The region he serves is Billings County, North Dakota, located in the southwest portion of the state including a good portion of North Dakota's version of Badlands. The county seat is the tiny community of Medora (town and county actually exist). When Osborne decided to run for office, he won by as big a landslide as could come from an area with only a few thousand citizens, largely because he was unopposed.
Just because no one else was after the job does not mean that Osborne, all 6'4" of him, is not qualified to handle the job. His experience in law enforcement is non-existant but his ability to handle himself in just about any form of trouble is most definitely present. The 34-year old Osborne is a highly skilled former Marine officer, a member of the elite Special Forces group, Marine Force Recon.
Being a Marine officer was all Osborne had wanted or expected to be. It was a career he loved and he was good at it, even if it meant far more time away from his wife and little daughter than he was comfortable with. His ideal life would come to an end with a bullet from a Taliban sharpshooter in the mountains of Afghanistan when his left leg was shattered below the knee. Though his memory of the event is still cloudy, his fellow soldiers told how he crawled through continuous gunfire to a position where he would take out the sniper and eight other enemy soldiers, saving the lives of his troops. He would earn the Congressional Medal of Honor.
With his days as an active soldier gone, despite an amazing prostetic limb, Osborne was transferred to the Pentagon and promoted to captain. Two years behind a desk wore on him, though, and he got a transfer to Camp Lejeune in North Carolina where he became a "black ops and high risk personnel trainer". It was his job to help teach the men and women heading deep into harm's way how to try to survive. He taught well but the jobs these people had to do was extremely dangerous and far too many returned home in body bags. It wore on him until he knew he needed a change.
Heading back home to his native North Dakota, he got the job of sheriff and tried to start a new life. His wife, though, was not from the region and the isolation and lack of what she considered normal civilization proved too hard for her. Six months later she left, taking their 8 year old daughter to Florida. The separation was hard but eventually amicable but Osborne was alone.
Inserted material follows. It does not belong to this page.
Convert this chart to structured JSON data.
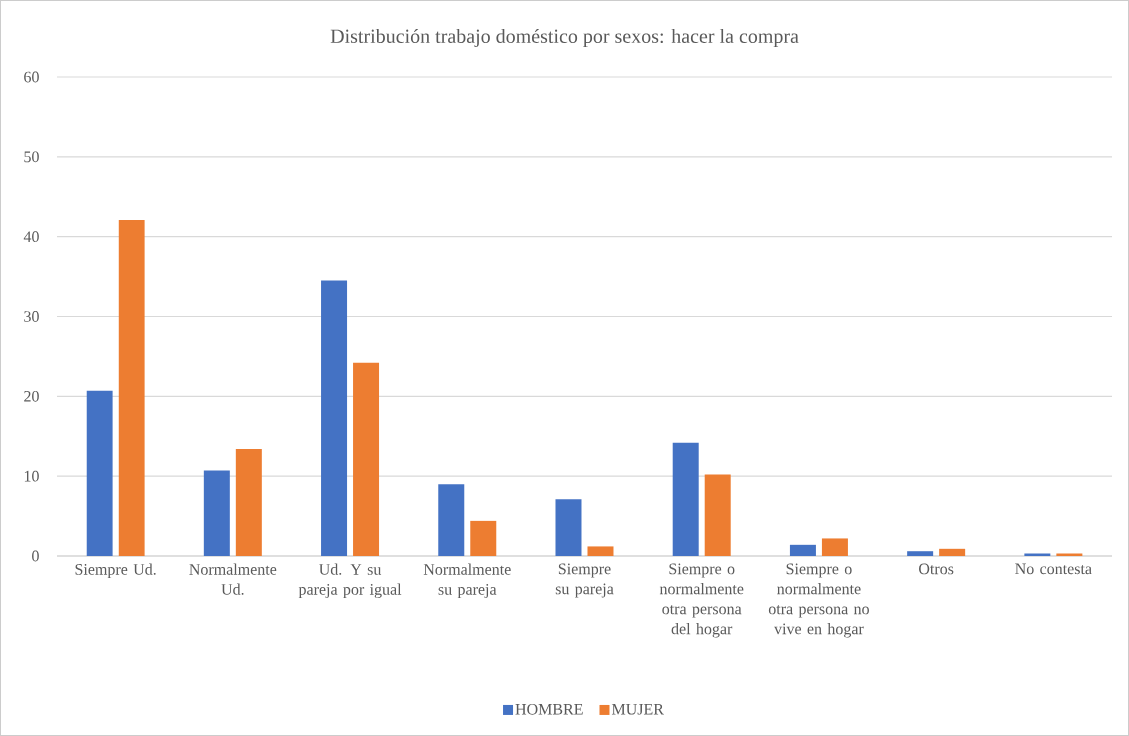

That loneliness would come to an end when the adventure depicted in the first book brought him into contact with Ashley Borden. A journalist from Bismarck, she is the daughter of a multi-starred general in charge of a secret laboratory in the vicinity. Her natural inclination to snoop and get to the bottom of things was aided greatly by the tenacity she had to learn to survive growing up a general's daughter.
Osborne and Borden were a great fit.